LD : Et pourquoi votre activisme est important pour vous ?

DI : Et bien j’ai grandi en Allemagne et bien que je ne me voyais pas forcément comme une immigrante à la base. Il faut quand même dire que l’Allemagne reste un pays assez monoculturel, du coup ils m’ont « appris » que j’étais une immigrante. Lorsque j’ai réalisé que je ne faisais pas vraiment partie de ce pays je suis devenu plus en plus consciente de mon identité : j’avais l’air différente, je parlais différemment, etc. Puis je me suis rendu compte de mon lesbianisme donc ça a apporté une autre dimension à mon identité. En Turquie il faut faire face à de l’homophobie, etc. Et en Allemagne à du racisme, du à un passage d’une monoculture à une culture plurielle, dynamique. Du coup il y a toujours eu une sorte d’épée de Damoclès au dessus de moi. 

LD : Pensez vous que l’art devrait être lié à l’activisme politique ?

DI : Ce n’est pas pour tout le monde, il y a des gens qui ne sont pas forcement liés au problèmes politiques. Il y a aussi le problème que si certains artistes venaient à devenir politiques ils perdraient de leur popularité. Donc beaucoup n’ont peut-être pas le droit d’être trop politique. L’art peut être juste de l’art mais pour moi c’est ma décision d’utiliser ma position et mon influence pour avoir un impact autour de moi. Aussi minime qu’il soit. C’est pour ça que je fais beaucoup de projets politisés. Par exemple lorsque 1200 personnes se sont fait gazés en Syrie – j’étais en Irak à l’époque j’ai fait un recording en mémoire. 

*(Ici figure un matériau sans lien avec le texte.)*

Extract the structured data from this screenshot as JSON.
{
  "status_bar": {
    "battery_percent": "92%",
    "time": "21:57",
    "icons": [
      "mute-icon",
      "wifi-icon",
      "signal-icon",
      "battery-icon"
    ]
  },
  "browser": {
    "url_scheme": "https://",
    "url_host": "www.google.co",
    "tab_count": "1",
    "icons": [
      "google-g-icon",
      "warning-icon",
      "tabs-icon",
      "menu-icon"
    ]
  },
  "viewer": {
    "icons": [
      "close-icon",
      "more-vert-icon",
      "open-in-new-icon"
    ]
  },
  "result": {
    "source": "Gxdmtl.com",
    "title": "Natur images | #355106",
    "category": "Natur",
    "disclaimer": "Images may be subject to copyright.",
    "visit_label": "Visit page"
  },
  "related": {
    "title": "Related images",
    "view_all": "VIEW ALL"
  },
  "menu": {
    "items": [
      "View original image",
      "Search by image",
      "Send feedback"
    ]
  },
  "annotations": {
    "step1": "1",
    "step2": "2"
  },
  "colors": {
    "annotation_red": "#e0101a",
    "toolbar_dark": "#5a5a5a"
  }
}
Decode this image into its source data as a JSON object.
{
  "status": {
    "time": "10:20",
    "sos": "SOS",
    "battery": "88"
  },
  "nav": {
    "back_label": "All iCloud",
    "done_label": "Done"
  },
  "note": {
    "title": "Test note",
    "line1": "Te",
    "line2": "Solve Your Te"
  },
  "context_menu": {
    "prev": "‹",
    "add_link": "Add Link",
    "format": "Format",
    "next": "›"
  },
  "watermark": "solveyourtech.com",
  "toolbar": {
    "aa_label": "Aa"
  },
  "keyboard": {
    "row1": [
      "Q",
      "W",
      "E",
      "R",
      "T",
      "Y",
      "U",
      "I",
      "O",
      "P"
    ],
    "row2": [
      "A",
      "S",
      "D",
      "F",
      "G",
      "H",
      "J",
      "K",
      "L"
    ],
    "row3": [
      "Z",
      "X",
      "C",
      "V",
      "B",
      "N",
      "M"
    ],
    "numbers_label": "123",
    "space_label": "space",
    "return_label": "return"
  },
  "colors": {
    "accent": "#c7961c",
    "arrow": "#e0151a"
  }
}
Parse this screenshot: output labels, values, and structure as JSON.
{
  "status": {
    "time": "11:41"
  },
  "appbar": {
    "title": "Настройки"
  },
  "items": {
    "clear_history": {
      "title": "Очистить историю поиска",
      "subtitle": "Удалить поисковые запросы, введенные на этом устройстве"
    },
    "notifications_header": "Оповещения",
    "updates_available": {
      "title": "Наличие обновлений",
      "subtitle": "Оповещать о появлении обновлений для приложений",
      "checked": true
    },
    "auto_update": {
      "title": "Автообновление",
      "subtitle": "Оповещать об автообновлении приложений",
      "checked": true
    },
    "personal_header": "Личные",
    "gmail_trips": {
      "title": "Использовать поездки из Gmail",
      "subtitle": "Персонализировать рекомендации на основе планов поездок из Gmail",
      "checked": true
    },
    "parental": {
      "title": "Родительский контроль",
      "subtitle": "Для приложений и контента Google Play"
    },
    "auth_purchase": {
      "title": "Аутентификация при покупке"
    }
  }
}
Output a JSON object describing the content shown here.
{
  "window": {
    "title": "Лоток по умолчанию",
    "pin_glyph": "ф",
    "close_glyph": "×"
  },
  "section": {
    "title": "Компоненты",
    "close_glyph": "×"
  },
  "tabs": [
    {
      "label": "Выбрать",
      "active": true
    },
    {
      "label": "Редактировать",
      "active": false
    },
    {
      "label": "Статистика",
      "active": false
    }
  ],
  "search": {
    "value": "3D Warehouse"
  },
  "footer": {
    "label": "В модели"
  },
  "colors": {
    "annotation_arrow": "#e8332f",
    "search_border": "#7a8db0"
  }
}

LD : Quelles sont vos projets futurs ?

DI : J’en ai pleins ! Je travaille toujours sur mon album (rires). J’aimerais écrire un livre aussi sur mes expériences mais ça j’ai encore le temps. Je crée aussi des festivals, en ce moment je travaille sur un festival qui s’appellera Displaced, Replaced entre Berlin et Istanbul pour parler des mouvements migratoires qui se passent de plus en plus.